Commuting to work can be miserable, but just how miserable probably depends on your mode of transportation.
Researchers at McGill University in Montreal recently asked nearly 3,400 students, staff, and faculty about the different ways they commuted. Through their research, they found that half of common travel methods are notably more headache-inducing than others, according to a summary of the study in CityLab.
The survey respondents fell in one of two groups. The first was made up of pretty happy commuters; ranked by their overall satisfaction levels, they were: pedestrians (85 percent satisfied with their commute), train commuters (84 percent) and cyclists (82 percent).
Then there were the less happy commuters. They included: drivers (77 percent), metro riders (76 percent), and bus riders (75.5 percent).
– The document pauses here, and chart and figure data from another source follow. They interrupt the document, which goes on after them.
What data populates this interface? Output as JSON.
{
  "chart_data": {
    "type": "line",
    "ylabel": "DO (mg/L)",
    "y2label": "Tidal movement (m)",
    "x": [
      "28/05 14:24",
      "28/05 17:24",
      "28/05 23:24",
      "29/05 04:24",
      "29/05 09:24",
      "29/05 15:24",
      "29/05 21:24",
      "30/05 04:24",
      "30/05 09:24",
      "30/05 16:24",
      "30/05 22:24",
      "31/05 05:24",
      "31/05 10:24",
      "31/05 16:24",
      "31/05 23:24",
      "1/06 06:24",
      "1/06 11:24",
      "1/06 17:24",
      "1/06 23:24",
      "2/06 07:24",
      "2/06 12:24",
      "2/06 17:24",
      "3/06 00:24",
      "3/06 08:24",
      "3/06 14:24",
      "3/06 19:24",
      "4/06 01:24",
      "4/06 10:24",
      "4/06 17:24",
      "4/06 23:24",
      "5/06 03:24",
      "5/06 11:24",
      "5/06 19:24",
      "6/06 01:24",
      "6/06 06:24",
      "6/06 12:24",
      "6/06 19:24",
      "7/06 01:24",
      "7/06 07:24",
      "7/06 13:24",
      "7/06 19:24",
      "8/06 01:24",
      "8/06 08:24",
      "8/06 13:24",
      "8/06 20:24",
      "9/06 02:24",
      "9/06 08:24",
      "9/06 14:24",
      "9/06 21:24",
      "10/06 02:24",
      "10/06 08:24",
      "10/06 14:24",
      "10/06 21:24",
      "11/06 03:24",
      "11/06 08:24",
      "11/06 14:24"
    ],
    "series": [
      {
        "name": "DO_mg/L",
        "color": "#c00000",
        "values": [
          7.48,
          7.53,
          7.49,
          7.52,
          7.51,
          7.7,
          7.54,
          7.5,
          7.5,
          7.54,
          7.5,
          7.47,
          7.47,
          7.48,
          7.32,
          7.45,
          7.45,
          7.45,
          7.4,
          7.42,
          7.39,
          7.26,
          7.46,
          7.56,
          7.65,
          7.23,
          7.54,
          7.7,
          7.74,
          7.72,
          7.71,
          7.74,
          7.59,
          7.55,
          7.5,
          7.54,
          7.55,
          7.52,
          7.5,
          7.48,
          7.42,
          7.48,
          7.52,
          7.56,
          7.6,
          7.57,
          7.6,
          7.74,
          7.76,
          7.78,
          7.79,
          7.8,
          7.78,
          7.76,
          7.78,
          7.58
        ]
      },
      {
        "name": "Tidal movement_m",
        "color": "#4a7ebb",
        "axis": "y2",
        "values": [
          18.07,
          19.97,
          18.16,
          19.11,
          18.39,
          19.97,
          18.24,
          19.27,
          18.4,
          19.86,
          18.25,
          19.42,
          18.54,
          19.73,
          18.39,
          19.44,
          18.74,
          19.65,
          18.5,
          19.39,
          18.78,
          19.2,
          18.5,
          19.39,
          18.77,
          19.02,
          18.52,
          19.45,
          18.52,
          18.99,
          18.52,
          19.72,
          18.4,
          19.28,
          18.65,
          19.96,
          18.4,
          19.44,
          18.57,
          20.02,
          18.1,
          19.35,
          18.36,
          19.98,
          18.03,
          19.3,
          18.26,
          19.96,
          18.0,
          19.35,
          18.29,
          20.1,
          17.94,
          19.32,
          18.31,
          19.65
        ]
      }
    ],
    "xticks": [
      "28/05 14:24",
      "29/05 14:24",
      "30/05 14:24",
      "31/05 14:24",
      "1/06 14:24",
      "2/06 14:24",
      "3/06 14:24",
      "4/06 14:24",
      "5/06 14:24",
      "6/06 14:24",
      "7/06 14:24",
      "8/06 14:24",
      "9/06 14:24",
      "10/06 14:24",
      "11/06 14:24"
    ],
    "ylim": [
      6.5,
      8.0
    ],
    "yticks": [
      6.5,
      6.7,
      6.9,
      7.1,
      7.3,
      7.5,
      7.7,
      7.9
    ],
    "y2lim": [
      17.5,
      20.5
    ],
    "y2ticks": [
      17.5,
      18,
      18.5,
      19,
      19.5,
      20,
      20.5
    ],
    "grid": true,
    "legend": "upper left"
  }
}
Of course, transportation mode wasn't the sole determinant of respondents' satisfaction. For example, the study also found that pedestrians were considerably less happy with their walk to work or school during the Canadian city's winter months.
Here are some of the other finer points of the research:
- Active commuters enjoyed their rides more than others. This included train passengers who are able to read, write, talk on the phone, and generally be productive during their trip.
- Not surprisingly, a longer trip equaled a less happy commuter. However, the negative impact of more time traveled was less severe for walkers, train riders, and cyclists. "No doubt, because they enjoy the commute itself, rather than seeing it as a means to an end," according to CityLab.
- Bus passengers braced themselves for at least an hour of delays every week. The study found that when commuting to work, riders budgeted 14 extra minutes each day. Meanwhile, cyclists budgeted only five extra minutes.
Even more frustrating for most Americans is the fact that they don't have much of a choice when it comes to how they get to work--either because they live far away or their city doesn't provide many viable transportation options. According to Census data, more than 86 percent of workers commute via car. On the other hand, only 0.6 percent of Americans bike to work.